Remember to communicate via an encrypted connection. You may have the option of using a third-party solution such as Secure Post, Outlook Encryption or other.
- When the sender returns with the necessary documentation, you must reply with the types of data that you hold. We continue with the example of a former employee who resigned 3 years ago.
Please use this standard template https://www.datatilsynet.dk/media/6889/bilag_a_og_b_-_kabeloner_til_oplysnings duty_and_indsigtsret.docx from the Data Inspectorate for answering. It ensures the right disclosure and at the same time helps you get around.
You have probably already compiled your Article 30 listing (the actual data handling documentation for which the business is undertaking, purposes, retention period, legal secret, etc.). Here you can find where you have information about former employees.

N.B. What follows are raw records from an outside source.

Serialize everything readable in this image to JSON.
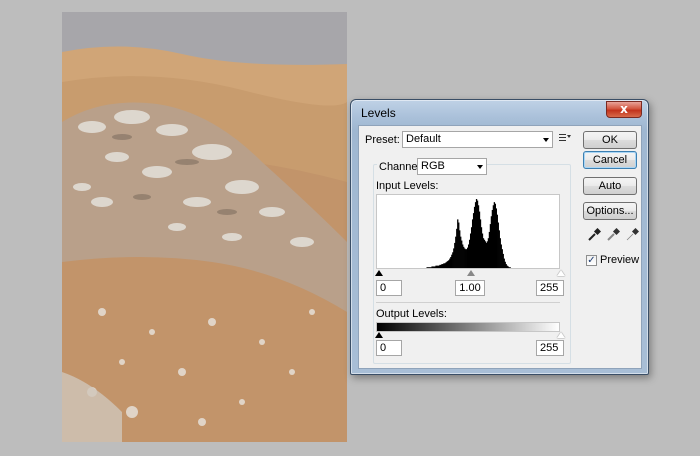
{
  "dialog": {
    "title": "Levels",
    "close_glyph": "x",
    "preset_label": "Preset:",
    "preset_value": "Default",
    "channel_label": "Channel:",
    "channel_value": "RGB",
    "input_levels_label": "Input Levels:",
    "input_levels": {
      "black": "0",
      "gamma": "1.00",
      "white": "255"
    },
    "output_levels_label": "Output Levels:",
    "output_levels": {
      "black": "0",
      "white": "255"
    },
    "buttons": {
      "ok": "OK",
      "cancel": "Cancel",
      "auto": "Auto",
      "options": "Options..."
    },
    "preview_label": "Preview",
    "preview_checked": true,
    "preview_check_glyph": "✓",
    "icons": [
      "preset-menu-icon",
      "black-eyedropper-icon",
      "gray-eyedropper-icon",
      "white-eyedropper-icon"
    ]
  },
  "histogram": {
    "description_bins": [
      0,
      0,
      0,
      0,
      0,
      0,
      0,
      0,
      0,
      0,
      0,
      0,
      0,
      0,
      0,
      0,
      0,
      0,
      0,
      0,
      0,
      0,
      0,
      0,
      0,
      0,
      0,
      0,
      0,
      0,
      0,
      0,
      0,
      0,
      0,
      0,
      0,
      0,
      0,
      0,
      0,
      0,
      0,
      0,
      0,
      0,
      0,
      0,
      0,
      0,
      1,
      1,
      1,
      1,
      1,
      2,
      2,
      2,
      2,
      3,
      3,
      3,
      3,
      4,
      4,
      5,
      5,
      6,
      6,
      7,
      8,
      9,
      10,
      12,
      14,
      17,
      20,
      25,
      32,
      40,
      50,
      62,
      58,
      48,
      40,
      35,
      30,
      27,
      25,
      24,
      24,
      26,
      30,
      36,
      44,
      52,
      62,
      70,
      78,
      84,
      88,
      86,
      80,
      72,
      62,
      52,
      44,
      38,
      36,
      34,
      32,
      34,
      38,
      46,
      56,
      66,
      74,
      80,
      84,
      82,
      76,
      68,
      58,
      48,
      38,
      30,
      24,
      18,
      12,
      8,
      5,
      3,
      2,
      1,
      1,
      0,
      0,
      0,
      0,
      0,
      0,
      0,
      0,
      0,
      0,
      0,
      0,
      0,
      0,
      0,
      0,
      0,
      0,
      0,
      0,
      0,
      0,
      0,
      0,
      0,
      0,
      0,
      0,
      0,
      0,
      0,
      0,
      0,
      0,
      0,
      0,
      0,
      0,
      0,
      0,
      0,
      0,
      0,
      0,
      0,
      0,
      0,
      0,
      0
    ]
  }
}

Typically a staff folder containing a copy of the employment contract, a copy of timesheets, paychecks etc.
- In the template from the Danish Data Protection Agency, you now fill in information about what data the company holds. And now it's important - you have to be honest! Then you have documented and previously informed your employees that you save timesheets for 24 months, but here after 36 months still have copies lying around. Yes, you MUST state this. Afterwards you can have them deleted / shredded as soon as possible.
- You must secure the documentation in a machine-readable format. It can for example. be PDF files. Therefore, if you have physical time sheets lying around, they must be scanned and saved as PDF, which you attach to the recipient.
- Send the total information to the sender and wait for any further course.
Initially, you have one month to respond to the inquiry. However, it should preferably be done without undue delay.
The above is a simple approach but does the job.